Querying information from LLM’s cannot be expected to be deterministic. It could vary on the configuration of the LLM, the hardware it runs on, alongside many other factors. Members of the Pocket ecosystem are already designing mechanisms to address this problem. For example, Gateways could query multiple LLM providers for every query and either provide all the responses, the best one, or a summary, depending on what the end user is looking for. Though not perfect, it is an open problem in the AI space, and Pocket Network could create an incentive that’ll attract researchers to improve and iterate on potential solutions.
Pocket Network’s TAM Today
There are conservatively 100B serviceable paid daily rpc requests in the web3 market today. Assuming a cost of ($3 – $6 per million) requests, today’s Web3 RPC TAM amounts to about $100M – $200M annually. Though there are fewer new L1 chains coming online, Vitalik’s Rollup Centric Roadmap from 2020 is slowly being realized with the advent of new Data Availability layers (Celestia, EigenDA, Near, Optimism, etc…) upon which application-specific rollups are being built, each of which will require its own RPC entrypoint. I strongly believe that in 5 years, we should expect the web3 RPC market to be about 1T RPC requests per day.
We can do a TAM/SAM/SOM exercise to understand what Pocket Network can capture from the AI market. While difficult to measure, the Appendix estimates that in a $40B market, approximately $1M per day is spent on maintaining the infrastructure needed to run LLM inference, putting the SAM at around $365M today. If Pocket were to capture 10% of that SAM, that would put Pocket’s SOM at $36.5m annually. These are extremely conservative estimates that assume no growth of the AI market past 2023.
Opening Pocket Network to the LLM Inference market would conservatively increase our market by about 30% today.
Pocket Network continues to build the foundation to enable most infrastructure needs to run through decentralized protocols. As we see protocols like Gensyn focus on the training portion of the AI market, Pocket Network will complement their use cases perfectly as we integrate other middleware protocols more deeply.
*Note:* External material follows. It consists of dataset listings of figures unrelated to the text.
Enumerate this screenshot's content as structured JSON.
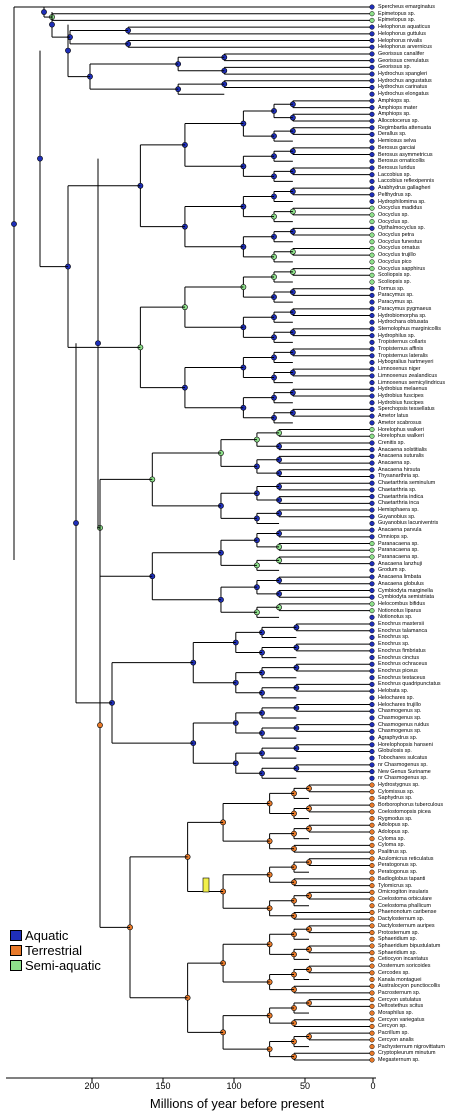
{
  "colors": {
    "aquatic": "#1f2fb8",
    "terrestrial": "#e87a2a",
    "semi_aquatic": "#8de08a",
    "branch": "#000000",
    "transition": "#f2f04a"
  },
  "legend": {
    "items": [
      {
        "label": "Aquatic",
        "color": "#1f2fb8"
      },
      {
        "label": "Terrestrial",
        "color": "#e87a2a"
      },
      {
        "label": "Semi-aquatic",
        "color": "#8de08a"
      }
    ]
  },
  "axis": {
    "title": "Millions of year before present",
    "ticks": [
      "200",
      "150",
      "100",
      "50",
      "0"
    ]
  },
  "taxa": [
    "Spercheus emarginatus",
    "Epimetopus sp.",
    "Epimetopus sp.",
    "Helophorus aquaticus",
    "Helophorus guttulus",
    "Helophorus nivalis",
    "Helophorus arvernicus",
    "Georissus canalifer",
    "Georissus crenulatus",
    "Georissus sp.",
    "Hydrochus spangleri",
    "Hydrochus angustatus",
    "Hydrochus carinatus",
    "Hydrochus elongatus",
    "Amphiops sp.",
    "Amphiops mater",
    "Amphiops sp.",
    "Allocotocerus sp.",
    "Regimbartia attenuata",
    "Derallus sp.",
    "Hemiosus selva",
    "Berosus garciai",
    "Berosus asymmetricus",
    "Berosus ornaticollis",
    "Berosus luridus",
    "Laccobius sp.",
    "Laccobius reflexipennis",
    "Arabhydrus gallagheri",
    "Pelthydrus sp.",
    "Hydrophilomima sp.",
    "Oocyclus madidus",
    "Oocyclus sp.",
    "Oocyclus sp.",
    "Opthalmocyclus sp.",
    "Oocyclus petra",
    "Oocyclus funestus",
    "Oocyclus ornatus",
    "Oocyclus trujillo",
    "Oocyclus pico",
    "Oocyclus sapphirus",
    "Scoliopsis sp.",
    "Scoliopsis sp.",
    "Tormus sp.",
    "Paracymus sp.",
    "Paracymus sp.",
    "Paracymus pygmaeus",
    "Hydrobiomorpha sp.",
    "Hydrochara obtusata",
    "Sternolophus marginicollis",
    "Hydrophilus sp.",
    "Tropisternus collaris",
    "Tropisternus affinis",
    "Tropisternus lateralis",
    "Hybogralius hartmeyeri",
    "Limnoxenus niger",
    "Limnoxenus zealandicus",
    "Limnoxenus semicylindricus",
    "Hydrobius melaenus",
    "Hydrobius fuscipes",
    "Hydrobius fuscipes",
    "Sperchopsis tessellatus",
    "Ametor latus",
    "Ametor scabrosus",
    "Horelophus walkeri",
    "Horelophus walkeri",
    "Crenitis sp.",
    "Anacaena solstitialis",
    "Anacaena suturalis",
    "Anacaena sp.",
    "Anacaena hirsuta",
    "Thysanarthria sp.",
    "Chaetarthria seminulum",
    "Chaetarthria sp.",
    "Chaetarthria indica",
    "Chaetarthria inca",
    "Hemisphaera sp.",
    "Guyanobius sp.",
    "Guyanobius lacuniventris",
    "Anacaena parvula",
    "Omniops sp.",
    "Paranacaena sp.",
    "Paranacaena sp.",
    "Paranacaena sp.",
    "Anacaena lanzhuji",
    "Grodum sp.",
    "Anacaena limbata",
    "Anacaena globulus",
    "Cymbiodyta marginella",
    "Cymbiodyta semistriata",
    "Helocombus bifidus",
    "Notionotus liparus",
    "Notionotus sp.",
    "Enochrus mastersii",
    "Enochrus talamanca",
    "Enochrus sp.",
    "Enochrus sp.",
    "Enochrus fimbriatus",
    "Enochrus cinctus",
    "Enochrus ochraceus",
    "Enochrus piceus",
    "Enochrus testaceus",
    "Enochrus quadripunctatus",
    "Helobata sp.",
    "Helochares sp.",
    "Helochares trujillo",
    "Chasmogenus sp.",
    "Chasmogenus sp.",
    "Chasmogenus ruidus",
    "Chasmogenus sp.",
    "Agraphydrus sp.",
    "Horelophopsis hanseni",
    "Globulosis sp.",
    "Tobochares sulcatus",
    "nr Chasmogenus sp.",
    "New Genus Suriname",
    "nr Chasmogenus sp.",
    "Hydrostygnus sp.",
    "Cylomissus sp.",
    "Saphydrus sp.",
    "Borborophorus tuberculous",
    "Coelostomopsis picea",
    "Rygmodus sp.",
    "Adolopus sp.",
    "Adolopus sp.",
    "Cyloma sp.",
    "Cyloma sp.",
    "Psalitrus sp.",
    "Aculomicrus reticulatus",
    "Peratogonus sp.",
    "Peratogonus sp.",
    "Badioglobus tapanti",
    "Tylomicrus sp.",
    "Omicrogiton insularis",
    "Coelostoma orbiculare",
    "Coelostoma phallicum",
    "Phaenonotum caribense",
    "Dactylosternum sp.",
    "Dactylosternum auripes",
    "Protosternum sp.",
    "Sphaeridium sp.",
    "Sphaeridium bipustulatum",
    "Sphaeridium sp.",
    "Cetiocyon incantatus",
    "Oosternum soricoides",
    "Cercodes sp.",
    "Kanala montaguei",
    "Australocyon punctiocollis",
    "Pacrosternum sp.",
    "Cercyon ustulatus",
    "Deltostethus scitus",
    "Moraphilus sp.",
    "Cercyon variegatus",
    "Cercyon sp.",
    "Pacrillum sp.",
    "Cercyon analis",
    "Pachysternum nigrovittatum",
    "Cryptopleurum minutum",
    "Megasternum sp."
  ]
}
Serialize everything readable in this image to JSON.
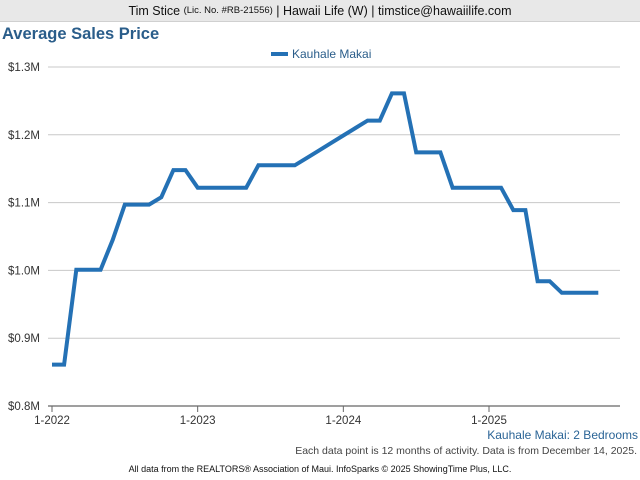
{
  "header": {
    "agent": "Tim Stice",
    "license": "(Lic. No. #RB-21556)",
    "rest": "| Hawaii Life (W) | timstice@hawaiilife.com"
  },
  "chart_data": {
    "type": "line",
    "title": "Average Sales Price",
    "series": [
      {
        "name": "Kauhale Makai",
        "color": "#2471b5",
        "points": [
          [
            "2022-01",
            0.861
          ],
          [
            "2022-02",
            0.861
          ],
          [
            "2022-03",
            1.001
          ],
          [
            "2022-04",
            1.001
          ],
          [
            "2022-05",
            1.001
          ],
          [
            "2022-06",
            1.045
          ],
          [
            "2022-07",
            1.097
          ],
          [
            "2022-08",
            1.097
          ],
          [
            "2022-09",
            1.097
          ],
          [
            "2022-10",
            1.108
          ],
          [
            "2022-11",
            1.148
          ],
          [
            "2022-12",
            1.148
          ],
          [
            "2023-01",
            1.122
          ],
          [
            "2023-02",
            1.122
          ],
          [
            "2023-03",
            1.122
          ],
          [
            "2023-04",
            1.122
          ],
          [
            "2023-05",
            1.122
          ],
          [
            "2023-06",
            1.155
          ],
          [
            "2023-07",
            1.155
          ],
          [
            "2023-08",
            1.155
          ],
          [
            "2023-09",
            1.155
          ],
          [
            "2023-10",
            1.166
          ],
          [
            "2023-11",
            1.177
          ],
          [
            "2023-12",
            1.188
          ],
          [
            "2024-01",
            1.199
          ],
          [
            "2024-02",
            1.21
          ],
          [
            "2024-03",
            1.221
          ],
          [
            "2024-04",
            1.221
          ],
          [
            "2024-05",
            1.261
          ],
          [
            "2024-06",
            1.261
          ],
          [
            "2024-07",
            1.174
          ],
          [
            "2024-08",
            1.174
          ],
          [
            "2024-09",
            1.174
          ],
          [
            "2024-10",
            1.122
          ],
          [
            "2024-11",
            1.122
          ],
          [
            "2024-12",
            1.122
          ],
          [
            "2025-01",
            1.122
          ],
          [
            "2025-02",
            1.122
          ],
          [
            "2025-03",
            1.089
          ],
          [
            "2025-04",
            1.089
          ],
          [
            "2025-05",
            0.984
          ],
          [
            "2025-06",
            0.984
          ],
          [
            "2025-07",
            0.967
          ],
          [
            "2025-08",
            0.967
          ],
          [
            "2025-09",
            0.967
          ],
          [
            "2025-10",
            0.967
          ]
        ]
      }
    ],
    "y_unit": "$M",
    "ylim": [
      0.8,
      1.3
    ],
    "yticks": [
      0.8,
      0.9,
      1.0,
      1.1,
      1.2,
      1.3
    ],
    "ytick_labels": [
      "$0.8M",
      "$0.9M",
      "$1.0M",
      "$1.1M",
      "$1.2M",
      "$1.3M"
    ],
    "xlim": [
      "2022-01",
      "2025-12"
    ],
    "xticks": [
      "2022-01",
      "2023-01",
      "2024-01",
      "2025-01"
    ],
    "xtick_labels": [
      "1-2022",
      "1-2023",
      "1-2024",
      "1-2025"
    ],
    "grid": "horizontal",
    "legend": "top-center",
    "subtitle": "Kauhale Makai: 2 Bedrooms",
    "note": "Each data point is 12 months of activity. Data is from December 14, 2025."
  },
  "footer": "All data from the REALTORS® Association of Maui. InfoSparks © 2025 ShowingTime Plus, LLC."
}
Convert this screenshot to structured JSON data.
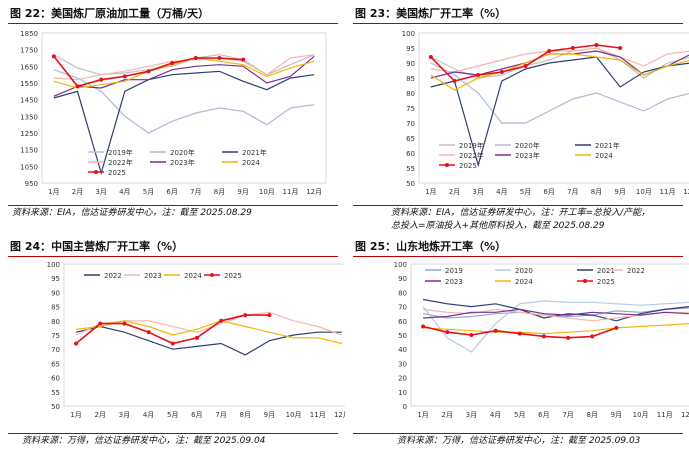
{
  "charts": [
    {
      "title": "图 22：美国炼厂原油加工量（万桶/天）",
      "source": "资料来源：EIA，信达证券研发中心，注：截至 2025.08.29",
      "chart_data": {
        "type": "line",
        "x_tick_labels": [
          "1月",
          "2月",
          "3月",
          "4月",
          "5月",
          "6月",
          "7月",
          "8月",
          "9月",
          "10月",
          "11月",
          "12月"
        ],
        "ylim": [
          950,
          1850
        ],
        "y_ticks": [
          950,
          1050,
          1150,
          1250,
          1350,
          1450,
          1550,
          1650,
          1750,
          1850
        ],
        "xlabel": "",
        "ylabel": "万桶/天",
        "legend": "inside-bottom",
        "series": [
          {
            "name": "2019年",
            "color": "#c0c0c0",
            "values": [
              1720,
              1640,
              1600,
              1610,
              1630,
              1650,
              1700,
              1720,
              1690,
              1600,
              1660,
              1720
            ]
          },
          {
            "name": "2020年",
            "color": "#aeb8d6",
            "values": [
              1630,
              1580,
              1500,
              1350,
              1250,
              1320,
              1370,
              1400,
              1380,
              1300,
              1400,
              1420
            ]
          },
          {
            "name": "2021年",
            "color": "#2e3f6e",
            "values": [
              1460,
              1500,
              1010,
              1500,
              1570,
              1600,
              1610,
              1620,
              1560,
              1510,
              1580,
              1600
            ]
          },
          {
            "name": "2022年",
            "color": "#f4b6b0",
            "values": [
              1580,
              1570,
              1600,
              1620,
              1650,
              1680,
              1690,
              1700,
              1680,
              1600,
              1700,
              1720
            ]
          },
          {
            "name": "2023年",
            "color": "#7b2f8f",
            "values": [
              1470,
              1530,
              1520,
              1570,
              1570,
              1630,
              1650,
              1660,
              1650,
              1550,
              1590,
              1710
            ]
          },
          {
            "name": "2024",
            "color": "#f2b705",
            "values": [
              1560,
              1520,
              1540,
              1560,
              1620,
              1660,
              1700,
              1680,
              1660,
              1590,
              1640,
              1680
            ]
          },
          {
            "name": "2025",
            "color": "#e8101a",
            "marker": true,
            "values": [
              1710,
              1530,
              1570,
              1590,
              1620,
              1670,
              1700,
              1700,
              1690,
              null,
              null,
              null
            ]
          }
        ]
      }
    },
    {
      "title": "图 23：美国炼厂开工率（%）",
      "source": "资料来源：EIA，信达证券研发中心，注：开工率=总投入/产能，总投入=原油投入+其他原料投入，截至 2025.08.29",
      "source_lines": [
        "资料来源：EIA，信达证券研发中心，注：开工率=总投入/产能，",
        "总投入=原油投入+其他原料投入，截至 2025.08.29"
      ],
      "chart_data": {
        "type": "line",
        "x_tick_labels": [
          "1月",
          "2月",
          "3月",
          "4月",
          "5月",
          "6月",
          "7月",
          "8月",
          "9月",
          "10月",
          "11月",
          "12月"
        ],
        "ylim": [
          50,
          100
        ],
        "y_ticks": [
          50,
          55,
          60,
          65,
          70,
          75,
          80,
          85,
          90,
          95,
          100
        ],
        "xlabel": "",
        "ylabel": "%",
        "legend": "inside-bottom",
        "series": [
          {
            "name": "2019年",
            "color": "#c0c0c0",
            "values": [
              92,
              88,
              85,
              86,
              89,
              91,
              94,
              95,
              91,
              85,
              90,
              92
            ]
          },
          {
            "name": "2020年",
            "color": "#aeb8d6",
            "values": [
              90,
              86,
              80,
              70,
              70,
              74,
              78,
              80,
              77,
              74,
              78,
              80
            ]
          },
          {
            "name": "2021年",
            "color": "#2e3f6e",
            "values": [
              82,
              84,
              56,
              84,
              88,
              90,
              91,
              92,
              82,
              87,
              89,
              90
            ]
          },
          {
            "name": "2022年",
            "color": "#f4b6b0",
            "values": [
              88,
              87,
              89,
              91,
              93,
              94,
              94,
              95,
              92,
              89,
              93,
              94
            ]
          },
          {
            "name": "2023年",
            "color": "#7b2f8f",
            "values": [
              85,
              87,
              86,
              88,
              90,
              93,
              93,
              94,
              92,
              86,
              89,
              93
            ]
          },
          {
            "name": "2024",
            "color": "#f2b705",
            "values": [
              86,
              81,
              85,
              87,
              90,
              93,
              93,
              92,
              91,
              86,
              89,
              91
            ]
          },
          {
            "name": "2025",
            "color": "#e8101a",
            "marker": true,
            "values": [
              92,
              84,
              86,
              87,
              89,
              94,
              95,
              96,
              95,
              null,
              null,
              null
            ]
          }
        ]
      }
    },
    {
      "title": "图 24：中国主营炼厂开工率（%）",
      "source": "资料来源：万得，信达证券研发中心，注：截至 2025.09.04",
      "chart_data": {
        "type": "line",
        "x_tick_labels": [
          "1月",
          "2月",
          "3月",
          "4月",
          "5月",
          "6月",
          "7月",
          "8月",
          "9月",
          "10月",
          "11月",
          "12月"
        ],
        "ylim": [
          50,
          100
        ],
        "y_ticks": [
          50,
          55,
          60,
          65,
          70,
          75,
          80,
          85,
          90,
          95,
          100
        ],
        "xlabel": "",
        "ylabel": "%",
        "legend": "inside-top",
        "series": [
          {
            "name": "2022",
            "color": "#2e3f6e",
            "values": [
              76,
              78,
              76,
              73,
              70,
              71,
              72,
              68,
              73,
              75,
              76,
              76
            ]
          },
          {
            "name": "2023",
            "color": "#f4b6b0",
            "values": [
              75,
              79,
              80,
              80,
              78,
              76,
              79,
              82,
              83,
              80,
              78,
              75
            ]
          },
          {
            "name": "2024",
            "color": "#f2b705",
            "values": [
              77,
              78,
              80,
              78,
              75,
              77,
              80,
              78,
              76,
              74,
              74,
              72
            ]
          },
          {
            "name": "2025",
            "color": "#e8101a",
            "marker": true,
            "values": [
              72,
              79,
              79,
              76,
              72,
              74,
              80,
              82,
              82,
              null,
              null,
              null
            ]
          }
        ]
      }
    },
    {
      "title": "图 25：山东地炼开工率（%）",
      "source": "资料来源：万得，信达证券研发中心，注：截至 2025.09.03",
      "chart_data": {
        "type": "line",
        "x_tick_labels": [
          "1月",
          "2月",
          "3月",
          "4月",
          "5月",
          "6月",
          "7月",
          "8月",
          "9月",
          "10月",
          "11月",
          "12月"
        ],
        "ylim": [
          0,
          100
        ],
        "y_ticks": [
          0,
          10,
          20,
          30,
          40,
          50,
          60,
          70,
          80,
          90,
          100
        ],
        "xlabel": "",
        "ylabel": "%",
        "legend": "inside-top",
        "series": [
          {
            "name": "2019",
            "color": "#8ea9d8",
            "values": [
              65,
              62,
              63,
              65,
              66,
              64,
              63,
              64,
              67,
              66,
              68,
              69
            ]
          },
          {
            "name": "2020",
            "color": "#b7c9e8",
            "values": [
              70,
              48,
              38,
              58,
              72,
              74,
              73,
              73,
              72,
              71,
              72,
              73
            ]
          },
          {
            "name": "2021",
            "color": "#2e3f6e",
            "values": [
              75,
              72,
              70,
              72,
              68,
              62,
              65,
              64,
              60,
              65,
              68,
              70
            ]
          },
          {
            "name": "2022",
            "color": "#f4b6b0",
            "values": [
              68,
              66,
              65,
              68,
              66,
              64,
              62,
              60,
              62,
              64,
              66,
              66
            ]
          },
          {
            "name": "2023",
            "color": "#7b2f8f",
            "values": [
              62,
              63,
              66,
              66,
              68,
              65,
              64,
              66,
              65,
              64,
              66,
              65
            ]
          },
          {
            "name": "2024",
            "color": "#f2b705",
            "values": [
              55,
              54,
              53,
              52,
              52,
              51,
              52,
              53,
              55,
              56,
              57,
              58
            ]
          },
          {
            "name": "2025",
            "color": "#e8101a",
            "marker": true,
            "values": [
              56,
              52,
              50,
              53,
              51,
              49,
              48,
              49,
              55,
              null,
              null,
              null
            ]
          }
        ]
      }
    }
  ]
}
There is potential for a world where these protocols are so seamlessly interconnected that node runners are consistently updating their models as users query and infer them, bringing AI embedded more deeply into the web3 space and into our lives, with the guardrails provided by blockchains.
Appendix
[1] Bloomberg estimates the global AI market is approximately $40B today and expected to grow to $1.3T by 2032.
[2] Sam Altman publicly said that OpenAI is on track to make ~ $1.3B in revenue in 2023, just a year after launching ChatGPT.
[3] This is largely driven by ChatGPT subscriptions, which has 180M users, $80M revenue/month and costs ~$700K per day to run as of August 2023.
[4] $700K per day does not account for OpenAI’s API offerings or any other models on the market. In addition, new companies that provide hosted solutions of open-source models are popping up every day.
Rounding $700K up to $1M is a very conservative estimate of the pure cost needed to maintain the infrastructure of the AI LLM inference market today, in a rapidly growing market.